OK. I’ve been sharing my shtick forever and I have material that worked at corporate venues, bars and comedy clubs and all the while, while I was trying to find who I really was. They call it stage legs. What that means is: once your absolute terror of being in front of an audience is no longer noticeable; (it never goes away, the terror. It’s like closure. Whoever coined that word was devoid of emotion. Ever have your heart broken, lose a parent, or a pet? It’s the closest you can get to combat without actually being shot.) Anyway, most people have their night terrors in the privacy of their bungalows, under a blanket with cookies and snacks close by incase they get upset. Comedians have their night terrors front and center in front of an audience, under the lights, in front of other comedians; because the greatest joy, in the world to other comedians is watching other comedians crash and burn. Seriously. I was performing at a Cowboy fundraiser and the first comedian was on stage and this 300 pound giant redneck gets on stage and grabs the comedian’s Mic and shouts: “you are the absolute worst comic in the %#+!! world and you suck and I hope you die of cancer.” Oh, did I mention we were doing a cancer fundraiser? I tell the two bouncers at the bar to get the idiot off the stage. They say, “good idea!” The bouncers run up on stage and grab the comedian!!!
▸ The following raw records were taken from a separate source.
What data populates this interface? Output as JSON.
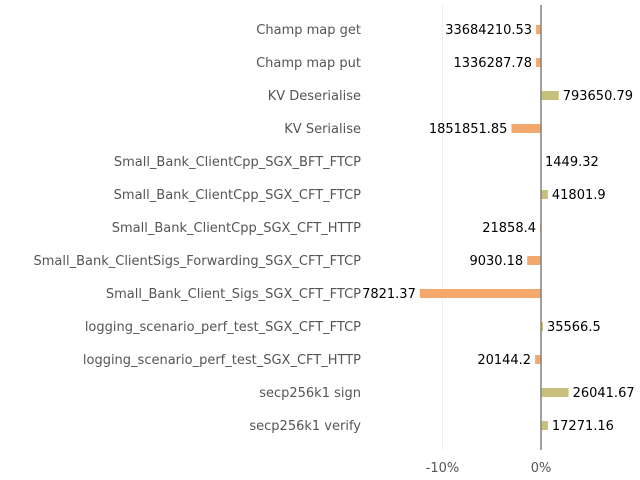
{
  "chart_data": {
    "type": "bar",
    "orientation": "horizontal",
    "categories": [
      "Champ map get",
      "Champ map put",
      "KV Deserialise",
      "KV Serialise",
      "Small_Bank_ClientCpp_SGX_BFT_FTCP",
      "Small_Bank_ClientCpp_SGX_CFT_FTCP",
      "Small_Bank_ClientCpp_SGX_CFT_HTTP",
      "Small_Bank_ClientSigs_Forwarding_SGX_CFT_FTCP",
      "Small_Bank_Client_Sigs_SGX_CFT_FTCP",
      "logging_scenario_perf_test_SGX_CFT_FTCP",
      "logging_scenario_perf_test_SGX_CFT_HTTP",
      "secp256k1 sign",
      "secp256k1 verify"
    ],
    "values": [
      -0.5,
      -0.5,
      1.8,
      -3.0,
      0.0,
      0.7,
      -0.1,
      -1.4,
      -12.3,
      0.2,
      -0.6,
      2.8,
      0.7
    ],
    "value_labels": [
      "33684210.53",
      "1336287.78",
      "793650.79",
      "1851851.85",
      "1449.32",
      "41801.9",
      "21858.4",
      "9030.18",
      "7821.37",
      "35566.5",
      "20144.2",
      "26041.67",
      "17271.16"
    ],
    "xlim": [
      -15,
      10
    ],
    "x_ticks": [
      -10,
      0
    ],
    "x_tick_labels": [
      "-10%",
      "0%"
    ],
    "colors": {
      "positive": "#c8bf7c",
      "negative": "#f4a86c",
      "zero_line": "#808080",
      "grid": "#eeeeee"
    }
  }
}
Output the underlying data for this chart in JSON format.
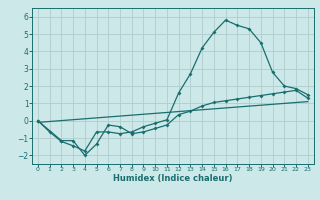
{
  "title": "",
  "xlabel": "Humidex (Indice chaleur)",
  "background_color": "#cce8e8",
  "grid_color": "#b0cccc",
  "line_color": "#1a6e6e",
  "xlim": [
    -0.5,
    23.5
  ],
  "ylim": [
    -2.5,
    6.5
  ],
  "xticks": [
    0,
    1,
    2,
    3,
    4,
    5,
    6,
    7,
    8,
    9,
    10,
    11,
    12,
    13,
    14,
    15,
    16,
    17,
    18,
    19,
    20,
    21,
    22,
    23
  ],
  "yticks": [
    -2,
    -1,
    0,
    1,
    2,
    3,
    4,
    5,
    6
  ],
  "series1_x": [
    0,
    1,
    2,
    3,
    4,
    5,
    6,
    7,
    8,
    9,
    10,
    11,
    12,
    13,
    14,
    15,
    16,
    17,
    18,
    19,
    20,
    21,
    22,
    23
  ],
  "series1_y": [
    0.0,
    -0.65,
    -1.2,
    -1.45,
    -1.75,
    -0.65,
    -0.65,
    -0.75,
    -0.65,
    -0.35,
    -0.15,
    0.05,
    1.6,
    2.7,
    4.2,
    5.1,
    5.8,
    5.5,
    5.3,
    4.5,
    2.8,
    2.0,
    1.85,
    1.5
  ],
  "series2_x": [
    0,
    2,
    3,
    4,
    5,
    6,
    7,
    8,
    9,
    10,
    11,
    12,
    13,
    14,
    15,
    16,
    17,
    18,
    19,
    20,
    21,
    22,
    23
  ],
  "series2_y": [
    0.0,
    -1.15,
    -1.15,
    -2.0,
    -1.35,
    -0.25,
    -0.35,
    -0.75,
    -0.65,
    -0.45,
    -0.25,
    0.35,
    0.55,
    0.85,
    1.05,
    1.15,
    1.25,
    1.35,
    1.45,
    1.55,
    1.65,
    1.75,
    1.3
  ],
  "series3_x": [
    0,
    23
  ],
  "series3_y": [
    -0.1,
    1.1
  ]
}
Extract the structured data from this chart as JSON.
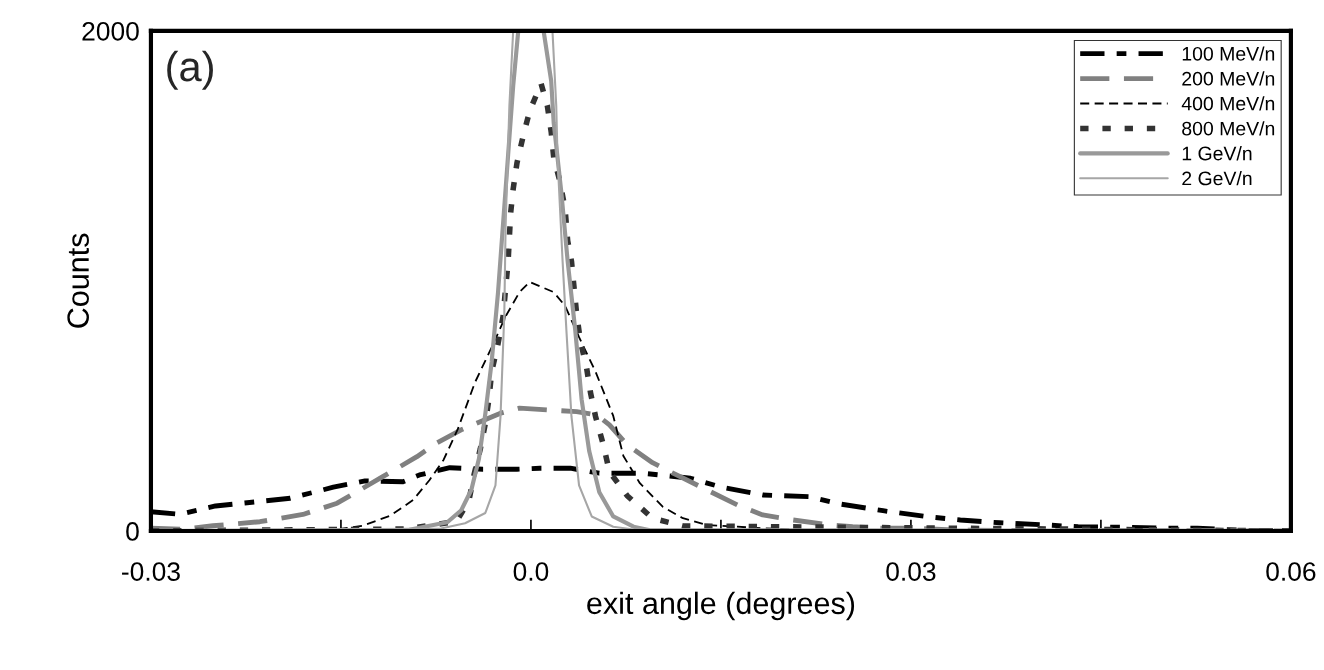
{
  "chart_data": {
    "type": "line",
    "xlabel": "exit angle (degrees)",
    "ylabel": "Counts",
    "annotations": [
      "(a)"
    ],
    "xlim": [
      -0.03,
      0.06
    ],
    "ylim": [
      0,
      2000
    ],
    "xticks": [
      -0.03,
      {
        "value": -0.015,
        "label": null
      },
      {
        "value": 0,
        "label": "0.0"
      },
      {
        "value": 0.015,
        "label": null
      },
      0.03,
      {
        "value": 0.045,
        "label": null
      },
      0.06
    ],
    "yticks": [
      0,
      2000
    ],
    "grid": false,
    "legend": "top right",
    "series": [
      {
        "name": "100 MeV/n",
        "color": "#000000",
        "line_style": "dashed",
        "x": [
          -0.03,
          -0.0277,
          -0.0249,
          -0.0224,
          -0.019,
          -0.0156,
          -0.0131,
          -0.0101,
          -0.0088,
          -0.0064,
          -0.0038,
          -0.0011,
          0.0007,
          0.0031,
          0.0054,
          0.0088,
          0.0126,
          0.0149,
          0.0183,
          0.022,
          0.0244,
          0.0278,
          0.0313,
          0.0339,
          0.037,
          0.0407,
          0.0432,
          0.0465,
          0.0502,
          0.0526,
          0.056,
          0.06
        ],
        "values": [
          77,
          67,
          100,
          113,
          131,
          175,
          200,
          197,
          224,
          253,
          247,
          247,
          251,
          251,
          231,
          231,
          211,
          177,
          144,
          137,
          108,
          81,
          57,
          44,
          33,
          24,
          17,
          15,
          11,
          11,
          3,
          0
        ]
      },
      {
        "name": "200 MeV/n",
        "color": "#808080",
        "line_style": "dashed",
        "x": [
          -0.03,
          -0.0275,
          -0.0251,
          -0.0214,
          -0.018,
          -0.0153,
          -0.0117,
          -0.009,
          -0.0074,
          -0.0054,
          -0.0024,
          -0.0009,
          0.0013,
          0.0036,
          0.0052,
          0.0062,
          0.0076,
          0.0096,
          0.0115,
          0.0139,
          0.0163,
          0.0183,
          0.0207,
          0.0236,
          0.0254,
          0.0276,
          0.0302,
          0.0339,
          0.06
        ],
        "values": [
          11,
          7,
          21,
          37,
          66,
          111,
          217,
          297,
          353,
          407,
          471,
          491,
          484,
          477,
          464,
          424,
          344,
          273,
          224,
          164,
          104,
          64,
          44,
          24,
          17,
          11,
          11,
          3,
          0
        ]
      },
      {
        "name": "400 MeV/n",
        "color": "#000000",
        "line_style": "dashed",
        "x": [
          -0.03,
          -0.0182,
          -0.0151,
          -0.0133,
          -0.0111,
          -0.0093,
          -0.008,
          -0.0069,
          -0.0058,
          -0.0044,
          -0.0031,
          -0.002,
          -0.0009,
          -0.0001,
          0.0018,
          0.0027,
          0.0038,
          0.0051,
          0.0065,
          0.0073,
          0.0086,
          0.0104,
          0.012,
          0.0139,
          0.0163,
          0.0183,
          0.0236,
          0.06
        ],
        "values": [
          0,
          0,
          8,
          21,
          61,
          124,
          204,
          284,
          404,
          596,
          734,
          858,
          955,
          996,
          955,
          900,
          775,
          637,
          460,
          300,
          191,
          97,
          51,
          24,
          17,
          11,
          0,
          0
        ]
      },
      {
        "name": "800 MeV/n",
        "color": "#333333",
        "line_style": "dotted",
        "x": [
          -0.03,
          -0.0098,
          -0.0074,
          -0.0059,
          -0.0059,
          -0.0049,
          -0.0045,
          -0.004,
          -0.0036,
          -0.0033,
          -0.0031,
          -0.0026,
          -0.0022,
          -0.0018,
          -0.0016,
          -0.0014,
          -0.0011,
          -0.0006,
          -0.0001,
          0.0008,
          0.0013,
          0.0016,
          0.0018,
          0.0023,
          0.0027,
          0.0029,
          0.0032,
          0.0036,
          0.0039,
          0.0044,
          0.0047,
          0.0051,
          0.0057,
          0.0062,
          0.0076,
          0.0096,
          0.012,
          0.06
        ],
        "values": [
          0,
          8,
          27,
          37,
          37,
          120,
          223,
          327,
          430,
          534,
          637,
          748,
          858,
          1079,
          1272,
          1368,
          1472,
          1582,
          1679,
          1789,
          1699,
          1596,
          1493,
          1396,
          1286,
          1161,
          1079,
          872,
          761,
          651,
          554,
          458,
          348,
          237,
          141,
          51,
          20,
          0
        ]
      },
      {
        "name": "1 GeV/n",
        "color": "#999999",
        "line_style": "solid",
        "x": [
          -0.03,
          -0.0096,
          -0.008,
          -0.0066,
          -0.0055,
          -0.0047,
          -0.0041,
          -0.0036,
          -0.0031,
          -0.0026,
          -0.0022,
          -0.0018,
          -0.0014,
          -0.001,
          0.001,
          0.0016,
          0.0018,
          0.0024,
          0.0029,
          0.0035,
          0.004,
          0.0046,
          0.0054,
          0.0065,
          0.0081,
          0.0094,
          0.06
        ],
        "values": [
          0,
          5,
          21,
          35,
          83,
          165,
          290,
          469,
          676,
          952,
          1228,
          1504,
          1780,
          2000,
          2000,
          1800,
          1631,
          1355,
          1079,
          803,
          527,
          320,
          155,
          58,
          17,
          3,
          0
        ]
      },
      {
        "name": "2 GeV/n",
        "color": "#a6a6a6",
        "line_style": "solid",
        "x": [
          -0.03,
          -0.0071,
          -0.0052,
          -0.0036,
          -0.0028,
          -0.0024,
          -0.0021,
          -0.002,
          -0.0017,
          -0.0014,
          0.0017,
          0.002,
          0.0021,
          0.0025,
          0.0028,
          0.0032,
          0.0038,
          0.0048,
          0.0065,
          0.0081,
          0.06
        ],
        "values": [
          0,
          10,
          31,
          72,
          182,
          458,
          872,
          1217,
          1700,
          2000,
          2000,
          1700,
          1493,
          1079,
          803,
          458,
          182,
          58,
          17,
          6,
          0
        ]
      }
    ]
  }
}
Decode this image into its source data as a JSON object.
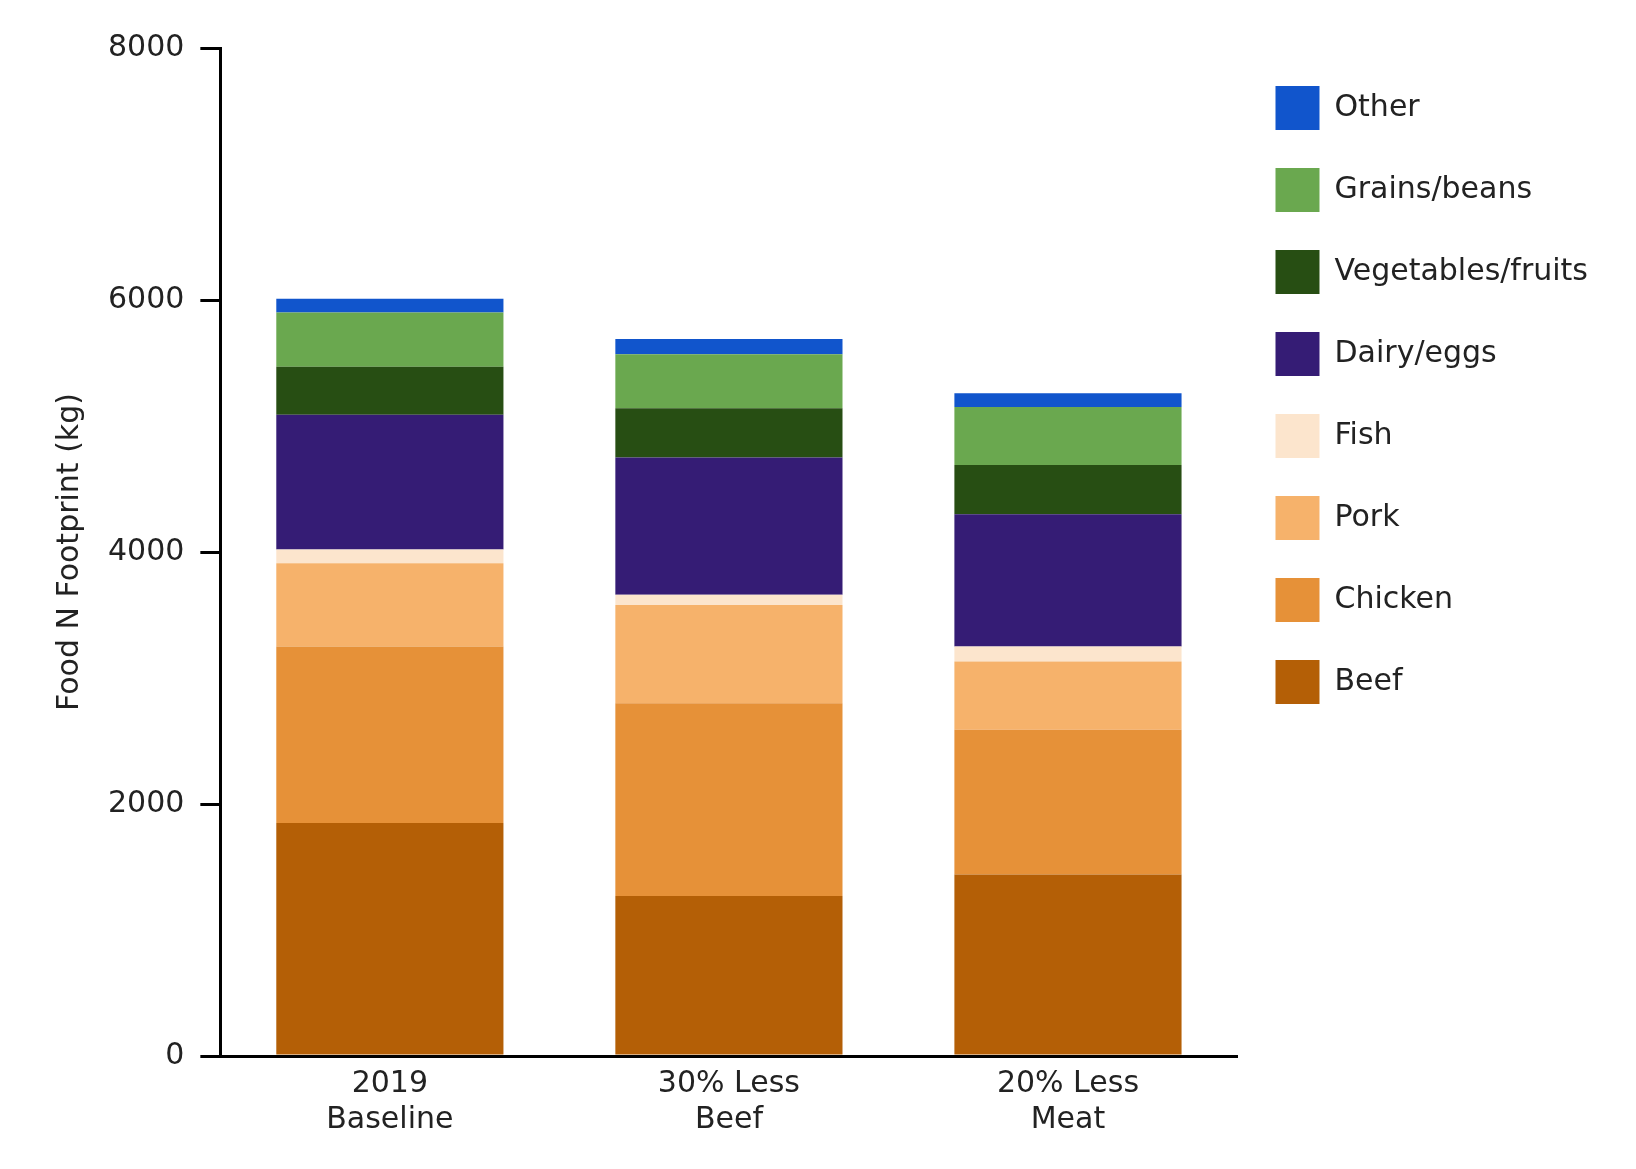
{
  "chart_data": {
    "type": "bar",
    "stacked": true,
    "ylabel": "Food N Footprint (kg)",
    "categories": [
      "2019 Baseline",
      "30% Less Beef",
      "20% Less Meat"
    ],
    "series": [
      {
        "name": "Beef",
        "color": "#b45f06",
        "values": [
          1850,
          1270,
          1440
        ]
      },
      {
        "name": "Chicken",
        "color": "#e69138",
        "values": [
          1400,
          1530,
          1150
        ]
      },
      {
        "name": "Pork",
        "color": "#f6b26b",
        "values": [
          660,
          780,
          540
        ]
      },
      {
        "name": "Fish",
        "color": "#fce5cd",
        "values": [
          110,
          80,
          120
        ]
      },
      {
        "name": "Dairy/eggs",
        "color": "#351c75",
        "values": [
          1070,
          1090,
          1050
        ]
      },
      {
        "name": "Vegetables/fruits",
        "color": "#274e13",
        "values": [
          380,
          390,
          390
        ]
      },
      {
        "name": "Grains/beans",
        "color": "#6aa84f",
        "values": [
          430,
          430,
          460
        ]
      },
      {
        "name": "Other",
        "color": "#1155cc",
        "values": [
          110,
          120,
          110
        ]
      }
    ],
    "ylim": [
      0,
      8000
    ],
    "yticks": [
      0,
      2000,
      4000,
      6000,
      8000
    ],
    "grid": false,
    "legend": "right"
  }
}
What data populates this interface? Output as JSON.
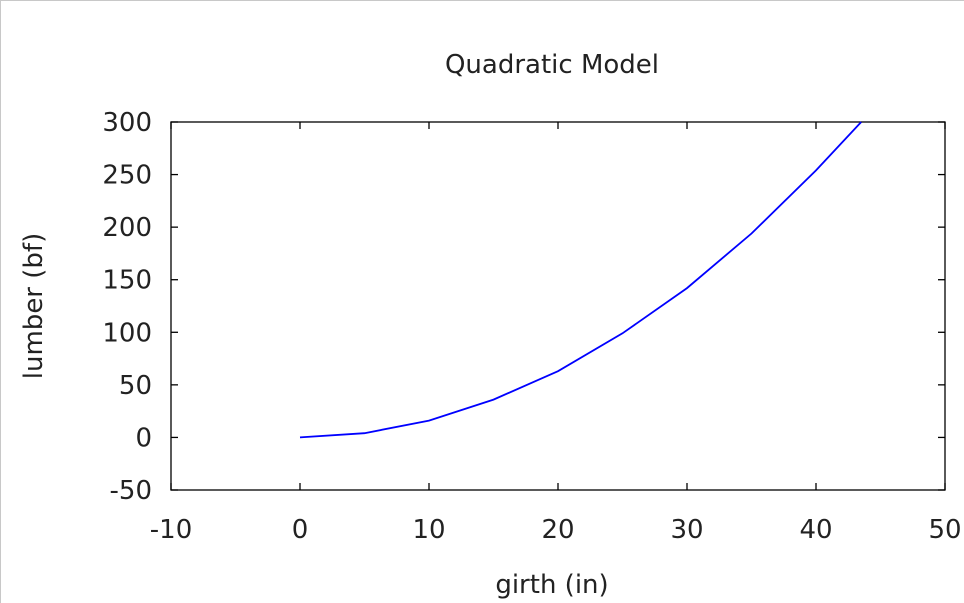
{
  "chart_data": {
    "type": "line",
    "title": "Quadratic Model",
    "xlabel": "girth (in)",
    "ylabel": "lumber (bf)",
    "xlim": [
      -10,
      50
    ],
    "ylim": [
      -50,
      300
    ],
    "xticks": [
      -10,
      0,
      10,
      20,
      30,
      40,
      50
    ],
    "yticks": [
      -50,
      0,
      50,
      100,
      150,
      200,
      250,
      300
    ],
    "grid": false,
    "legend": "none",
    "series": [
      {
        "color": "#0000ff",
        "x": [
          0,
          5,
          10,
          15,
          20,
          25,
          30,
          35,
          40,
          43.5
        ],
        "y": [
          0,
          4,
          16,
          36,
          63,
          99,
          142,
          194,
          254,
          300
        ]
      }
    ]
  }
}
So, what I want to share is that I’ve done the bars gigs and clubs and the entire time I performed in them, a voice in me was asking me, who Paul Sveen really was? The real Paul Sveen. I’m a spiritual being having a human experience. I believe we’re all miracles and capable of anything and that humor heals our deepest wounds. It’s just that what my soul wants to share is not funny. I’m not sure if anyone has read my first novel. The Angel’s Claw?” Yeah, the last thing my homage to God is…is funny. Ex Sociopaths hunting down current sociopath’s and giving them a near death experience. “You’ve been great goodnight!!!
Again, my point is, the things that I’ve healed from: alcoholism, drug addiction, overeating, shame, bullying, regret, rage, self doubt, approval, control, fear, PTSD, is what my soul wants to talk about and I will be sharing in the real Paul Sveen who believes humor heals. I’ll be developing my stories and the healing messages in them, for audiences that also believe they’re not junk, that they’re also here to heal through joy, laughter, forgiveness, personal breakthroughs and that their humor does heal and that we can learn the lessons from our souls; because the lessons from our ego are way highly overrated. Healing through laughter. It’s who I am.